Ist Afghanistan "das Land, wo man nie ankommt"? Französische Medien wenden das Bonmot des Schriftstellers André Dhôtel derzeit mit bitterem Sarkasmus auf die eigenen Militärs an. Eine Vorhut von 58 Fallschirmjägern ist in Usbekistan blockiert; weitere 250 Soldaten warten an der afghanischen Grenze, um endlich in Mazar-e Sharif stationiert zu werden.

Nicht gerade viel für eine Nation, die dank der nuklearen Force de Frappe zu den führenden Militärmächten gehören will. In Paris mehrt sich Kritik am "lächerlichen" Truppeneinsatz. Libération hält das "improvisierte" Truppenengagement für "eher komisch als tragisch", und Le Figaro stellt darüber hinaus die Frage nach den "französischen Ambitionen" in der Region - während England sich militärisch stark engagiere und Deutschland eine Afghanistan-Konferenz in Berlin organisiere.

Staatschef Jacques Chirac hat mittlerweile ein halbes Dutzend Mirage-Kampfflugzeuge in die Krisenregion abbeordert; eine Lander- laubnis in Tadschikistan und Kirgisien liegt allerdings noch nicht vor. Premier Lionel Jospin kündigte seinerseits an, der nukleare Flugzeug- träger "Charles de Gaulle" werde "Mitte Dezember" mit starker Eskorte Richtung Indischer Ozean in See stechen.

Der "Charles de Gaulle", der bisher hauptsächlich durch peinliche Materialpannen in Erscheinung getreten war, befindet sich nach einjährigen Reparaturen noch bis Ende Monat auf Testfahrt. Der französische Militärexperte François Heisbourg zieht allerdings in Zweifel, ob die mitgeführten Flugzeuge "überhaupt in Afghanistan eingesetzt werden können". Offizielles Ziel der Operation ist ohnehin nur, in Absprache mit dem US-Kommando das Entweichen von Terroristen um Osama Bin Laden auf dem Seeweg zu verhindern.

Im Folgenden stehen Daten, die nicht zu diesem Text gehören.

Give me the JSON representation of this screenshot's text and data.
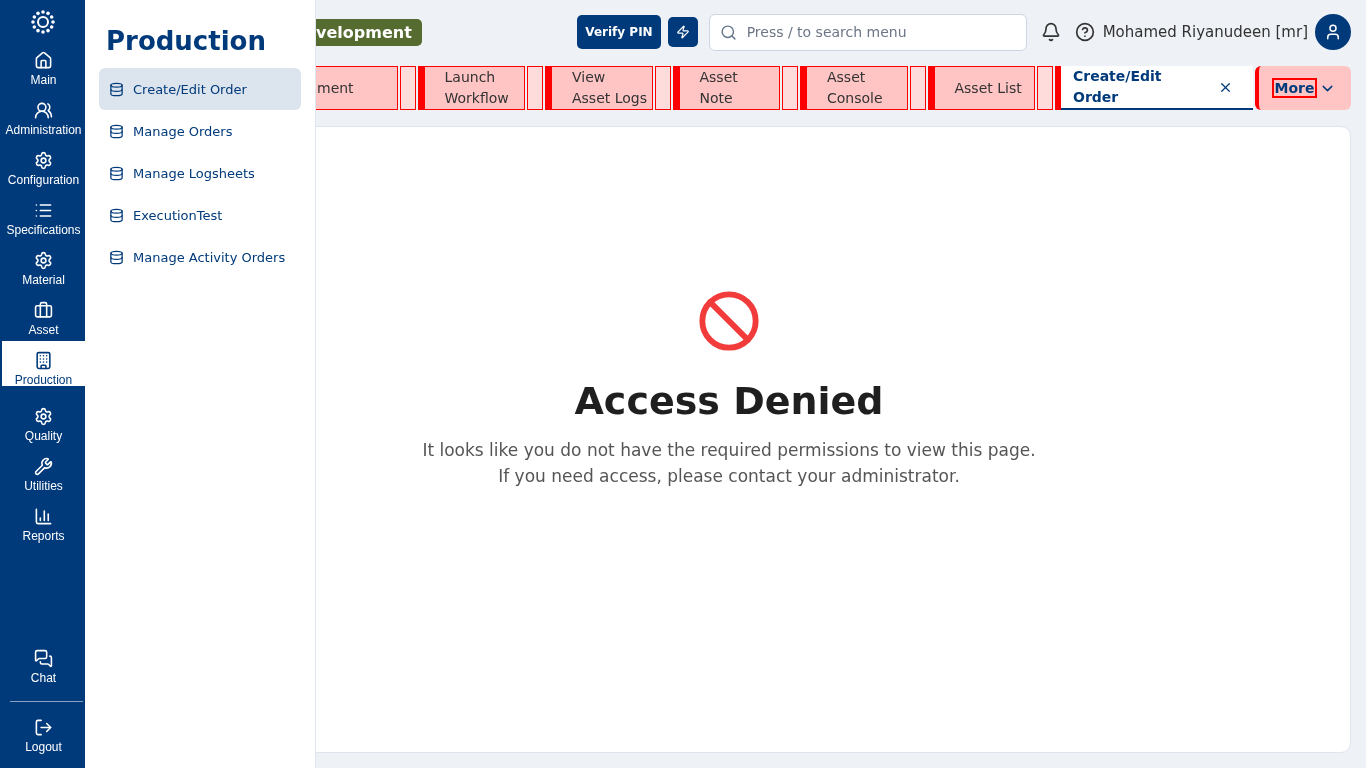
{
  "rail": {
    "items": [
      {
        "label": "Main",
        "selected": false
      },
      {
        "label": "Administration",
        "selected": false
      },
      {
        "label": "Configuration",
        "selected": false
      },
      {
        "label": "Specifications",
        "selected": false
      },
      {
        "label": "Material",
        "selected": false
      },
      {
        "label": "Asset",
        "selected": false
      },
      {
        "label": "Production",
        "selected": true
      },
      {
        "label": "Quality",
        "selected": false
      },
      {
        "label": "Utilities",
        "selected": false
      },
      {
        "label": "Reports",
        "selected": false
      }
    ],
    "bottom": [
      {
        "label": "Chat"
      },
      {
        "label": "Logout"
      }
    ]
  },
  "flyout": {
    "title": "Production",
    "items": [
      {
        "label": "Create/Edit Order",
        "selected": true
      },
      {
        "label": "Manage Orders",
        "selected": false
      },
      {
        "label": "Manage Logsheets",
        "selected": false
      },
      {
        "label": "ExecutionTest",
        "selected": false
      },
      {
        "label": "Manage Activity Orders",
        "selected": false
      }
    ]
  },
  "header": {
    "environment_badge": "velopment",
    "verify_button": "Verify PIN",
    "search": {
      "placeholder": "Press / to search menu"
    },
    "user_name": "Mohamed Riyanudeen [mr]"
  },
  "tabs": [
    {
      "label": "ment",
      "selected": false
    },
    {
      "label": "Launch Workflow",
      "selected": false
    },
    {
      "label": "View Asset Logs",
      "selected": false
    },
    {
      "label": "Asset Note",
      "selected": false
    },
    {
      "label": "Asset Console",
      "selected": false
    },
    {
      "label": "Asset List",
      "selected": false
    },
    {
      "label": "Create/Edit Order",
      "selected": true
    }
  ],
  "more_button": "More",
  "message": {
    "title": "Access Denied",
    "lines": [
      "It looks like you do not have the required permissions to view this page.",
      "If you need access, please contact your administrator."
    ]
  }
}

Prominente Politiker rügen das französische Verhalten rund um Afghanistan trotzdem mit harten Worten. Ex-außenminister Hervé de Charette sprach von einer "Demütigung": Französische Truppen kämen erst "nach erfolgter Schlacht" und seien dazu verurteilt, "Verkehrspolizei auf einem Flughafen" zu spielen. Die Rechtsopposition wirft Jospin generell vor, jegliche Parlamentsabstimmung zu verhindern, um die Differenzen mit den Grünen und den Kommunisten nicht aufbrechen zu lassen. Der liberale Präsidentschaftskandidat Alain Madelin beschuldigt Präsident Chirac und Premier Jospin gar, mit ihrer privaten Kohabitations-Fehde die Interessen Frankreichs zu vernachlässigen und zu dem Debakel beizutragen. (DER STANDARD, Print-Ausgabe, 24./25.11.2001)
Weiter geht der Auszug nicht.